This week’s main economic event will not be the US elections, but the decision of the Fed to print more dollars. In expectation of more electronic greenbacks government borrowing rates have been driven lower, assets generally have risen a bit in price, and money has flowed strongly into the emerging market economies of the world. Today’s US quantitative easing – or the prospect of it – seems to do more to speed the growth of China, Brazil and India than it does back home.
Money growth is expanding a bit anyway in both the US and the UK. The banks are less distressed than a year ago. They have made some profits, paid off some debts and reduced the size of their liabilities. Both economies are still digesting the large sums printed in QEI. In the US it has not yet proved inflationary, partly because a lot of it has not been lent on to the private sector, and partly because high levels of unemployed labour and excess property and capital is keeping domestic prices down. In the UK QEI did add to the high inflation we have, as it drove the pound down further, adding to imported inflation.
There is a case that neither the US nor the Uk should carry on with their money printing policies. There is arguably enough high powered money around. Instead the authorities need to allow a sensible amount of it to be lent on to the private sector, to pay for the next round of infrastructure, R and D and capital investment we need. Company profits and cashflows are much stronger in both countries now, making business lending a better risk again.
The authorities claim to be relaxed about the prospects for inflation. Many others are not. Many are buying inflation linked bonds on tiny or even negative real yields. Others are buying gold and commodities. Emerging market economies are keeping controls in place to prevent large inflows of money or are thinking of erecting barriers. They have to raise interest rates to control their inflations, whilst at the same time not wanting to make it more attractive for people to deposit hot money with them.

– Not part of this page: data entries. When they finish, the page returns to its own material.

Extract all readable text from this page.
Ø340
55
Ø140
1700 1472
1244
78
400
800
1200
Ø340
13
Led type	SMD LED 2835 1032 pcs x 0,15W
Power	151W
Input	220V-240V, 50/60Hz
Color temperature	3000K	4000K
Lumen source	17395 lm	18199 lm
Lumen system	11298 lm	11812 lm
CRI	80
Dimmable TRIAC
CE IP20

Quantitative easing is in danger of not helping the adjustments the world economy needs. It needs the west to borrow, spend and print less, and export, save and invest more. It needs to east to save and export less, and spend and import more. If the US decides to print too much it could drive the dollar lower and exacerbate the rows over currency rates with China and the other emerging markets. The US might find that even their economy in the end suffers inflationary consequences from too much money printing. That is a nice call for them to make.
Meanwhile,I am sure the Uk should not be considering any more quatitative easing. We have quite enough inflation to be getting on with. Our open economy is very vulnerable to imported inflation as soon as the authorities let the pound slide. Money supply is expanding anyway. We do need more investment capital including bank financed capital, but that is a story about regulation and bank management, not about the need to buy government bonds with created money.
The Uk needs a supply side revolution to power faster growth. That is not abour printing more money, but following pro enterprise policies. We will return to these soon.